A pandemia dos eucaliptos


Portugal, um país de curiosos recordes mundiais. A maior feijoada, o maior pão com chouriço ou os maiores chifres de um bode são alguns dos feitos registados no Guinness. O país é igualmente recordista mundial no uso de uma planta que vem do lado oposto do globo terrestre. Eucalyptus globulus. São perto de um milhão de hectares cobertos somente por esta espécie. Quase 30% daquilo a que chamamos floresta portuguesa.

“Se viajarmos de norte a sul do país, são assustadoras as áreas de monocultura de eucalipto pegadas umas às outras. A paisagem está completamente destruída. Daí se chamarem desertos verdes”, observa o biólogo e especialista em agrofloresta José Mateus.

“Ter um distrito inteiro em que a única floresta que existe são plantações, seja aqui, seja as palmeiras para óleo de palma, é desastroso”, anui Paulo Pereira, biólogo e co-autor da Lista Vermelha da Flora Vascular de Portugal Continental.
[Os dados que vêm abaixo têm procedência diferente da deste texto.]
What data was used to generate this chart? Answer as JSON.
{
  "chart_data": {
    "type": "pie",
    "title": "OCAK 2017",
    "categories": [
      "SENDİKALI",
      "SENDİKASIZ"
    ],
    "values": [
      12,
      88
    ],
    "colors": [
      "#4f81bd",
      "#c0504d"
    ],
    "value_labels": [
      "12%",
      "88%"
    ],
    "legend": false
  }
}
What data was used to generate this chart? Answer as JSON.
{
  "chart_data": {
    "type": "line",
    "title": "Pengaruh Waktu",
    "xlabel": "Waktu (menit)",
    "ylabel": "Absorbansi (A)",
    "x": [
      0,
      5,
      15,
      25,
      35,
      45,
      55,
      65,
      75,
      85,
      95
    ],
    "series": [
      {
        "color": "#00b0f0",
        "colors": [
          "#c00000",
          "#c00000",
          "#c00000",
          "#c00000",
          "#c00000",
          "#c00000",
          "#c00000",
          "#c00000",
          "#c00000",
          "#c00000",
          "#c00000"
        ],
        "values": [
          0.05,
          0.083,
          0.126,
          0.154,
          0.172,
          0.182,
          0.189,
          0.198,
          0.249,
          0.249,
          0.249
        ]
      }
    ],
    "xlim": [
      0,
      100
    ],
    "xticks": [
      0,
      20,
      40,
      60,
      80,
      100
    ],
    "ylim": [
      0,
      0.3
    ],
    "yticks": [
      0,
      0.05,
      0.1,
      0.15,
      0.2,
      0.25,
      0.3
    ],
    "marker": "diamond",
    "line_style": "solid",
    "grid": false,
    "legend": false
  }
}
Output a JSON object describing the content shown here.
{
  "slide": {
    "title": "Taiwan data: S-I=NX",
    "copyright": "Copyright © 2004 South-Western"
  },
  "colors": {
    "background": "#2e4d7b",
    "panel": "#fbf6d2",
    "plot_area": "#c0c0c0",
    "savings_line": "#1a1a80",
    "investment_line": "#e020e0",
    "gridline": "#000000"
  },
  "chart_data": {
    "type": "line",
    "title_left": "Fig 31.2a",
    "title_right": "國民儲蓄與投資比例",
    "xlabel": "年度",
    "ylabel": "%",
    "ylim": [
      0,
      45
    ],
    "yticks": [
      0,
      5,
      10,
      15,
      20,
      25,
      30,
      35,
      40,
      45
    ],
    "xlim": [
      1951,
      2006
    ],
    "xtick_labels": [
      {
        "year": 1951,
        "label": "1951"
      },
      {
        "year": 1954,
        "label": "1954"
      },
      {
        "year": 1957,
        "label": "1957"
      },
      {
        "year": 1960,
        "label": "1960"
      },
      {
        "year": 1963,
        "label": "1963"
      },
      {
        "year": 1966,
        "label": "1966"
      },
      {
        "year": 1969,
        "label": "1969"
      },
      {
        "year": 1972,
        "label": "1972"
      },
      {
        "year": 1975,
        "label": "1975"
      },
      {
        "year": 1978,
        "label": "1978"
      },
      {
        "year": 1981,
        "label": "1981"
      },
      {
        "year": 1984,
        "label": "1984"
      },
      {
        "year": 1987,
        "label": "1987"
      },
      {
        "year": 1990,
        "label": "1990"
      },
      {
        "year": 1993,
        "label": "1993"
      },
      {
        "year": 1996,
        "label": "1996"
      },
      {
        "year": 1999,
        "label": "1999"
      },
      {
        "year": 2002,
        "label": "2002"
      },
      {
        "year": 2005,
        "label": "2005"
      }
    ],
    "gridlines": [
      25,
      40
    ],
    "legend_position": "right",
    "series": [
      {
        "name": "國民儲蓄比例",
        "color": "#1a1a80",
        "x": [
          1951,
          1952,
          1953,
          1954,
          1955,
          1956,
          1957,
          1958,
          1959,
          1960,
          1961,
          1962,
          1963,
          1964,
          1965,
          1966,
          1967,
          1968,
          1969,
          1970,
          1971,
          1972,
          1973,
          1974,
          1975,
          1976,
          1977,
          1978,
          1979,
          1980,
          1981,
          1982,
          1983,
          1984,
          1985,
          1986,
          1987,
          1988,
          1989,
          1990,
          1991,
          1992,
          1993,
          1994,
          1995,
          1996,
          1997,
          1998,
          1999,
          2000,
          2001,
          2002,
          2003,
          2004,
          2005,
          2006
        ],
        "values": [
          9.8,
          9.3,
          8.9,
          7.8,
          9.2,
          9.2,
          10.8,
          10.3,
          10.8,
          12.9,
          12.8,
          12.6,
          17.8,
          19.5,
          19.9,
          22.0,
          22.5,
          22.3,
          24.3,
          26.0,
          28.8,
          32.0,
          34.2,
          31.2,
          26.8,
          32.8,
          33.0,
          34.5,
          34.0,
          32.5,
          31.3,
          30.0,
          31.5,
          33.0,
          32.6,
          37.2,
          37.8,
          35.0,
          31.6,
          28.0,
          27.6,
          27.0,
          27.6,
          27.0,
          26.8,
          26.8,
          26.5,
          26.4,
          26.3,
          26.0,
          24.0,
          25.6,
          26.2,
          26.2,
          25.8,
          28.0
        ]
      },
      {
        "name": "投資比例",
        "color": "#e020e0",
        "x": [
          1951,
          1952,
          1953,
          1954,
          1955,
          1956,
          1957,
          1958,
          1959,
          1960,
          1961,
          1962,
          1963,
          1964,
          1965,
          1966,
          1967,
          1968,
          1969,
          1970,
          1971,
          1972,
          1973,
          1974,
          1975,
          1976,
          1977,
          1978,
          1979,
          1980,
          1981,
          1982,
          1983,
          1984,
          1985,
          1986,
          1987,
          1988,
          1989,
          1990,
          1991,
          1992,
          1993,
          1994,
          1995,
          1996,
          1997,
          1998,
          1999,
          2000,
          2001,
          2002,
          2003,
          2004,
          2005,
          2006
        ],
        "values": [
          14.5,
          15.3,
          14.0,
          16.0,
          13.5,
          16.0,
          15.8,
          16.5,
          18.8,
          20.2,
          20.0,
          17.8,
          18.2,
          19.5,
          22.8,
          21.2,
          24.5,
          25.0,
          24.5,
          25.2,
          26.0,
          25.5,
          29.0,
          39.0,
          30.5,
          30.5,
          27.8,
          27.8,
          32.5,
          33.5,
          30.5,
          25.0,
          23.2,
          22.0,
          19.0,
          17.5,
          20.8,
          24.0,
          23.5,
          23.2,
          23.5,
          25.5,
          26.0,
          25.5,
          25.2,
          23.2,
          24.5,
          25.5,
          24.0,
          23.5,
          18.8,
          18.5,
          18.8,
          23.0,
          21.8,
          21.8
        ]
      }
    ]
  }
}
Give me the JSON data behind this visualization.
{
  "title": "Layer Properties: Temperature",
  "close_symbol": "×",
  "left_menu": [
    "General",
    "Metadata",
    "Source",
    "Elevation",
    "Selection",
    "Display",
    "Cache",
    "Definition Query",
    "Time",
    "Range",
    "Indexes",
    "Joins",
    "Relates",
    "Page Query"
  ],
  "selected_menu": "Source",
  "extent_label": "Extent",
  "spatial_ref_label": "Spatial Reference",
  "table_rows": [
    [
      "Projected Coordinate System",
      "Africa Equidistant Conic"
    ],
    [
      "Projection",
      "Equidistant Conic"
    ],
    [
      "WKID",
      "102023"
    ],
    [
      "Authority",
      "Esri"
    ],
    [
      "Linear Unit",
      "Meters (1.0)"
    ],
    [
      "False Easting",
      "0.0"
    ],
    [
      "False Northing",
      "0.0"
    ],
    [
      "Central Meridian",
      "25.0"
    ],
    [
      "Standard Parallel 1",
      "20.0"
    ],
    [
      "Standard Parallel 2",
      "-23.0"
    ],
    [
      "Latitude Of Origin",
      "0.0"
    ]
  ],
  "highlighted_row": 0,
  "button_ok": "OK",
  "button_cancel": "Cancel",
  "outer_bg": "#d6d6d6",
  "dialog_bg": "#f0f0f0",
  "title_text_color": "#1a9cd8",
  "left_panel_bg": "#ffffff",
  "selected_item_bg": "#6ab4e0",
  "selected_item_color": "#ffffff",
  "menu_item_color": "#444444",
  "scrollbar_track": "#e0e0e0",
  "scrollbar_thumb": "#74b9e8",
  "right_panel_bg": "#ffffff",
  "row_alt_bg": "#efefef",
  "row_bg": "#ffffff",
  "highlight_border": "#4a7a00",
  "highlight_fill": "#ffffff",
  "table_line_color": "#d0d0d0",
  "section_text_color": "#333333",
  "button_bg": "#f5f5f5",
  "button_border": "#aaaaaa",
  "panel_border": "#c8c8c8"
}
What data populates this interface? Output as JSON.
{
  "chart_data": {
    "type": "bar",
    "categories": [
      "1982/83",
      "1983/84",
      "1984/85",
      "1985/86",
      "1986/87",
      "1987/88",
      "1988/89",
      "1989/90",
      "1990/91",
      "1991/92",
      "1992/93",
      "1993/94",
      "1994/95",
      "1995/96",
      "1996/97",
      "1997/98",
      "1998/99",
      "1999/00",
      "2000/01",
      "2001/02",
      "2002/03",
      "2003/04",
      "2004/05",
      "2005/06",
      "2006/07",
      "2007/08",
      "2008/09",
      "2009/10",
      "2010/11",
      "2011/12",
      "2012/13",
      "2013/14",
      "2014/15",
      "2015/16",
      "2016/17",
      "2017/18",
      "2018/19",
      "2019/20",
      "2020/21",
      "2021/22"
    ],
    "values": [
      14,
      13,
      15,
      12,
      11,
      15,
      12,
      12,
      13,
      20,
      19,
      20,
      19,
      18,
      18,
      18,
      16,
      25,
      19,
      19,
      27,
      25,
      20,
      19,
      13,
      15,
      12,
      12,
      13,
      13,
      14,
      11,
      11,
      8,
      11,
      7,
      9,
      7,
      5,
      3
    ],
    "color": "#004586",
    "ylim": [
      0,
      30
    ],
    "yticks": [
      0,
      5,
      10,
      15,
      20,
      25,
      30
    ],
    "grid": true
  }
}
Publicada no início do outono, este projeto avaliou perto de 400 espécies de árvores e plantas nativas que estão hoje ameaçadas de extinção em Portugal, devido sobretudo à intensificação agrícola, às barragens, aos incêndios e às espécies invasoras.

Em 2017, um estudo internacional em que participou a Universidade de Coimbra concluíra: "os eucaliptais geram autênticos 'desertos' à sua volta, provocando uma dramática redução da biodiversidade do território". Em 2019, outro estudo realizado por investigadores de seis instituições de ensino superior e coordenado por Ernesto de Deus mostrou várias evidências do potencial invasor do eucalipto.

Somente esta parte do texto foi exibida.